A big reason students fare so poorly is that they are applying the types of close-reading skills commonly taught in school. Popular tools give students checklists of superficial signals to seek out to assess credibility, but looking for the number of ads on the page, the presence of contact information, or hunting for typos won’t tell us what we need to know.
CTRL-F, in contrast, is based on simple research skills that can be used to locate key context. The “lateral reading” techniques at the heart of the program include targeted keyword searching and looking up a source’s reputation on Wikipedia. These are the skills professional fact-checkers use to quickly reach accurate conclusions about online information.
During the 2020/21 school year, students were given tests of their ability to evaluate online sources and claims, before and after going through CTRL-F.
Key findings from “The Digital Media Literacy Gap:”
- Overwhelmingly, students use outdated strategies: on pre-test, more than three-quarters (79%) analyzed the story or site itself to reach a conclusion.
- Close-reading strategies failed students: for example, only 6% were able to identify the agenda behind a website belonging to an advocacy group on the pretest.
- After going through the CTRL-F program, students’ use of lateral reading increased sixfold: improving from 11% to 59%.
- Lateral reading helped students get the right answers for the right reasons. On pretest, only 9% of correct student responses referenced meaningful context. On posttest, this number jumped to 50%.
- The skills stick — a second, delayed posttest delivered an average of six weeks after the end of the curriculum showed no erosion in the use of lateral reading skills.
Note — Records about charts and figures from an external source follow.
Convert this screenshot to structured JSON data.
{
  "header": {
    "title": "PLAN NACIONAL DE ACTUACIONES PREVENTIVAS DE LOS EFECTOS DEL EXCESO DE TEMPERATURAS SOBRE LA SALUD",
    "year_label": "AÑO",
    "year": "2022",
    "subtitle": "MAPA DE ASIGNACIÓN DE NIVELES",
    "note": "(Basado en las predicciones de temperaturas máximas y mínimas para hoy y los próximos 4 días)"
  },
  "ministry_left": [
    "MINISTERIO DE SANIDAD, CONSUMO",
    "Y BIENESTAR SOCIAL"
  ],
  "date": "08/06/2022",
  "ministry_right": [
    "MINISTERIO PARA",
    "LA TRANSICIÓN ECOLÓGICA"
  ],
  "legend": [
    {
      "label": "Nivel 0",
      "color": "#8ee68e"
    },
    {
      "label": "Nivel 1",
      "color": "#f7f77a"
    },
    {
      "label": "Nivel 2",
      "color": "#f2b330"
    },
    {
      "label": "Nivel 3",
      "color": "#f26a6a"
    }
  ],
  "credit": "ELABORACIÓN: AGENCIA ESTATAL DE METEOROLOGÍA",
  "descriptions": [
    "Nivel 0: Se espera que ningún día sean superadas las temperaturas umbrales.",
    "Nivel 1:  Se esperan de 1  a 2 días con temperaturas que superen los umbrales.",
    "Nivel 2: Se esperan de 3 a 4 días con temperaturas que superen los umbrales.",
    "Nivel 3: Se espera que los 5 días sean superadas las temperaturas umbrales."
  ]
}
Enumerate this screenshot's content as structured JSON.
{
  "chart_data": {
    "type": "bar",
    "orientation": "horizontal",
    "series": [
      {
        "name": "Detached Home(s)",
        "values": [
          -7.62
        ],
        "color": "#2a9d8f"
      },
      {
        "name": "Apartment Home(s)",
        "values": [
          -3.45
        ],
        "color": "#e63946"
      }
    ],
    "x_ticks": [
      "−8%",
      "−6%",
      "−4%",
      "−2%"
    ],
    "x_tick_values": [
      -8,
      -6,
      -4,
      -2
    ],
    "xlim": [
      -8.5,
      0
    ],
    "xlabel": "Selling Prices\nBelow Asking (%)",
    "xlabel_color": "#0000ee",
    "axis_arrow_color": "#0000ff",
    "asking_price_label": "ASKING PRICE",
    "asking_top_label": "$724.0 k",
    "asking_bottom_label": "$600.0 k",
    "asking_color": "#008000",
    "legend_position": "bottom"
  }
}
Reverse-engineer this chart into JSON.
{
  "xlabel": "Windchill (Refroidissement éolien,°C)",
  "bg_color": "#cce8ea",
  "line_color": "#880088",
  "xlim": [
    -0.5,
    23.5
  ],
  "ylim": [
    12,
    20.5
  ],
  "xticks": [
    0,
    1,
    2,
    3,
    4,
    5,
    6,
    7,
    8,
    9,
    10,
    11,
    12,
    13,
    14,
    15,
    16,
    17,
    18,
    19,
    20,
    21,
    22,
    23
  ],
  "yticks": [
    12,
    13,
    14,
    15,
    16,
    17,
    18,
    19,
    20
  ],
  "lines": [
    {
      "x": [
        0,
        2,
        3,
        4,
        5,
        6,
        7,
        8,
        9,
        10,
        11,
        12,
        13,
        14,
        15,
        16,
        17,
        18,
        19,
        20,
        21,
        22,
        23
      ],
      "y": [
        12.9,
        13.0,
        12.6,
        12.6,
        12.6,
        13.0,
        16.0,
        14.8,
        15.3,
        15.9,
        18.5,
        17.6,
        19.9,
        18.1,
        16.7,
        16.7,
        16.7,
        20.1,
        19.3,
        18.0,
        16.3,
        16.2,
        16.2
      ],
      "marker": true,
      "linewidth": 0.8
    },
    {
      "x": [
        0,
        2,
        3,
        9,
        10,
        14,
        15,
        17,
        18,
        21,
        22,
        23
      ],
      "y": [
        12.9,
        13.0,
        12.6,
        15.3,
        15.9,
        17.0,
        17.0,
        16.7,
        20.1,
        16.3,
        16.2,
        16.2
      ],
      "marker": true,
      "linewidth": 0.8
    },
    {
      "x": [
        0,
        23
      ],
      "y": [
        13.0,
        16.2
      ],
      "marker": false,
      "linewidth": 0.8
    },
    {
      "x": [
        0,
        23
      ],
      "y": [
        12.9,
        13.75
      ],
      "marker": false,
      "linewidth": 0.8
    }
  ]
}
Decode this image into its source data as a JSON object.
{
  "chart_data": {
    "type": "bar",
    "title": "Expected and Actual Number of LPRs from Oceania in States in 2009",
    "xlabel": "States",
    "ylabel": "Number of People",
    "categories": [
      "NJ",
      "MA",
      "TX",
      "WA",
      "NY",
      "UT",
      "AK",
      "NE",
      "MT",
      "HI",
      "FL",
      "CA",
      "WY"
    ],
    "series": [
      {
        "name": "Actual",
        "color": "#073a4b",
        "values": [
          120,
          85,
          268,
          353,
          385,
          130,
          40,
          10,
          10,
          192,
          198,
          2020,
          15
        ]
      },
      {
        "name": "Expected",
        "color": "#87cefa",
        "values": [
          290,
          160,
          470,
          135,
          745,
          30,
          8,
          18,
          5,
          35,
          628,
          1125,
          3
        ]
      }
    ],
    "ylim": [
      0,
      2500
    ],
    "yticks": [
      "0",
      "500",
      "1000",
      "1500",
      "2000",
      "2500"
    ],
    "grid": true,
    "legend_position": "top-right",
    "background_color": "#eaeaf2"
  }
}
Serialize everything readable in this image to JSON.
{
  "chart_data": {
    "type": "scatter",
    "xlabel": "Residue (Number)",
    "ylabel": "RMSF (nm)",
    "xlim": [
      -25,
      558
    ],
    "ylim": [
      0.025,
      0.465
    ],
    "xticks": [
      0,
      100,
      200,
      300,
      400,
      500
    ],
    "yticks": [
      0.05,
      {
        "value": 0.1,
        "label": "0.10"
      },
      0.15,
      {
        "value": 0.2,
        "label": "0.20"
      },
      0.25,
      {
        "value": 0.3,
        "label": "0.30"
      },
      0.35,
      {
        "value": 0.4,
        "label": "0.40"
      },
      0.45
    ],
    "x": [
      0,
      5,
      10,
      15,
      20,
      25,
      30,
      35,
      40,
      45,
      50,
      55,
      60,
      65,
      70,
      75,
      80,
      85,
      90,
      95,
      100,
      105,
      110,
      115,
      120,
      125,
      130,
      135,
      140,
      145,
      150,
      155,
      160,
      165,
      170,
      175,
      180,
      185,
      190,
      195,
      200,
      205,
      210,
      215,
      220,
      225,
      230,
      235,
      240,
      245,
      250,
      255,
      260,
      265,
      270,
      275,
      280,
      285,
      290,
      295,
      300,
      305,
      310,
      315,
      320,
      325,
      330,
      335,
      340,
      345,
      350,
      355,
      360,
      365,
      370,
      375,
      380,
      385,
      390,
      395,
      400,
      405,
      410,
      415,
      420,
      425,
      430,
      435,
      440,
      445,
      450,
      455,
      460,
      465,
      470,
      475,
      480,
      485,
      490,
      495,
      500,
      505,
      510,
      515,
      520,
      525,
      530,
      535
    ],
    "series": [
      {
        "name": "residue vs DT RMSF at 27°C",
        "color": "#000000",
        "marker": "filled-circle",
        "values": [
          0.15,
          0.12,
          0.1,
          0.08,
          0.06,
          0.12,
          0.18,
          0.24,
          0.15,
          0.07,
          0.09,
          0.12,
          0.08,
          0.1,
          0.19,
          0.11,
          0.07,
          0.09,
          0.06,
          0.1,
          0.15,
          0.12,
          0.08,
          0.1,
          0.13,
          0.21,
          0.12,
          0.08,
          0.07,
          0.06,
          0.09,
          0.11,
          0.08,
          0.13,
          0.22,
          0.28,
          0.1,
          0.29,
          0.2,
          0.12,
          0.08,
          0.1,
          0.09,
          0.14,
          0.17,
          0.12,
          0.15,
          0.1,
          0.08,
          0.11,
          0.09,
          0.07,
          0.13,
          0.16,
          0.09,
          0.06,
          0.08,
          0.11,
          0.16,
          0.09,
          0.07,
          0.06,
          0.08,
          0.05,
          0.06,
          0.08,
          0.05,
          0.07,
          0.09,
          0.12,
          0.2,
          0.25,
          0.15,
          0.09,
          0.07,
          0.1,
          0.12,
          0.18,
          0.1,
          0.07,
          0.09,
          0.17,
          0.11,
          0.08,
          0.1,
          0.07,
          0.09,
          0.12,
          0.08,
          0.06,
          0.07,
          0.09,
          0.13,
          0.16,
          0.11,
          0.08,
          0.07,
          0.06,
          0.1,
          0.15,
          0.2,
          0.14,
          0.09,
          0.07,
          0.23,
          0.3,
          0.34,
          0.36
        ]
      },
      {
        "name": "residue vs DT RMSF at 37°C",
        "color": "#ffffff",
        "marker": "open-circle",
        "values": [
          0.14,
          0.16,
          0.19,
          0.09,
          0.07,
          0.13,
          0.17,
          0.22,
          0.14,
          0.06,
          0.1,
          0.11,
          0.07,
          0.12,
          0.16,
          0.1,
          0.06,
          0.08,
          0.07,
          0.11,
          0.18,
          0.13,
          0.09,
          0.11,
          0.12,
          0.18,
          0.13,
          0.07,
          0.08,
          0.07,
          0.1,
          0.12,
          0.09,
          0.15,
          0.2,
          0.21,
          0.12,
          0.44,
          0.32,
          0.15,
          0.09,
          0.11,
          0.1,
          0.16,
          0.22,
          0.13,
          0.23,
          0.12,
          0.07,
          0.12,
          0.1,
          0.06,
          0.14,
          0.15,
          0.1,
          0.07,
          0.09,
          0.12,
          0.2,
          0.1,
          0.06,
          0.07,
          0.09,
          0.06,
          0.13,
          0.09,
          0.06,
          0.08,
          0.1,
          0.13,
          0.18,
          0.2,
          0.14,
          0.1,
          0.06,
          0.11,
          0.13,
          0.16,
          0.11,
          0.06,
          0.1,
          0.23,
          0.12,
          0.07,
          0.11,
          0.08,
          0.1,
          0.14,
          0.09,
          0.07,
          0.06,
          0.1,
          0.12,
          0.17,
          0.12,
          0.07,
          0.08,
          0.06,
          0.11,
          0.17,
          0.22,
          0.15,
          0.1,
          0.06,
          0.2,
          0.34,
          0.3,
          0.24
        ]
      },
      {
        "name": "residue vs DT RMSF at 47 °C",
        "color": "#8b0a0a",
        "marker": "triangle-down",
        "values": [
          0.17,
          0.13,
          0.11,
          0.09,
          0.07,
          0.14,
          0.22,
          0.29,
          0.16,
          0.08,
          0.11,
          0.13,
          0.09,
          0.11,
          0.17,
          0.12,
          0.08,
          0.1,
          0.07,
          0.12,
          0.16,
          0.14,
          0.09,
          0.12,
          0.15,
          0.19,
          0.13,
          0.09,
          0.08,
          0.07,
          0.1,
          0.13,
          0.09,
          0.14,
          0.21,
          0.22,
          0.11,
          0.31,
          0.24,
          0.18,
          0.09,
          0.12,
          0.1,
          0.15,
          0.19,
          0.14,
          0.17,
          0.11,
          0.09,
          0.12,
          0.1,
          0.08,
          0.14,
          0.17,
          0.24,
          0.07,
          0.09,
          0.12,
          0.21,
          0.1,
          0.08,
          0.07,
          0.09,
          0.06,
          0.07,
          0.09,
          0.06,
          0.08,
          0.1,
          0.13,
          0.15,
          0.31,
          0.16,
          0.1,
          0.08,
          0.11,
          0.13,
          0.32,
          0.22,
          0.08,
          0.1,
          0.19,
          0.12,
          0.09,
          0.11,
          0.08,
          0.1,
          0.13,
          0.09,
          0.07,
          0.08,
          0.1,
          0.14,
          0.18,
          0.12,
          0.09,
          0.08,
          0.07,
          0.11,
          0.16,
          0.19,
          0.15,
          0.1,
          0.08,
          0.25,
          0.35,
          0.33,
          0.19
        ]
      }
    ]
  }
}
The CTRL-F study was carried out with external evaluators at City University of New York (CUNY), with consultation from the Stanford History Education Group, whose foundational research provided the study’s rationale.
“Students made remarkable gains in their use of effective strategies to vet online information,” says Dr. Patricia Brooks, an educational psychologist at CUNY, who led the research, “One of the largest gains was in their use of Wikipedia. Teachers often tell students not to use Wikipedia, but it is actually a great way for students to take bearings on any unfamiliar topic.”
Participating teachers agreed to teach the full seven-hour CTRL-F program, and to attend a two-hour virtual training session before beginning instruction.
Mike Caulfield, digital literacy expert with the University of Washington’s Center for an Informed Public, co-designed the CTRL-F materials and trained teachers in their use. “Educators using older methods to teach media literacy often know something isn’t working,” he says. “They just can’t figure out what. With the right training and materials the changes can be quite dramatic.”
CIVIX plans to scale the CTRL-F program to promote system-wide adoption of lateral reading across grades and subjects. The goal is to transform the way digital media literacy is taught.
“Students are learning skills that make failure inevitable. We can’t afford to keep the status quo,” says Gunn. “We’ve seen extraordinary results from equipping teachers with a user-friendly curriculum and a single training session. Imagine the impact on informed citizenship if everyone had access to this education.”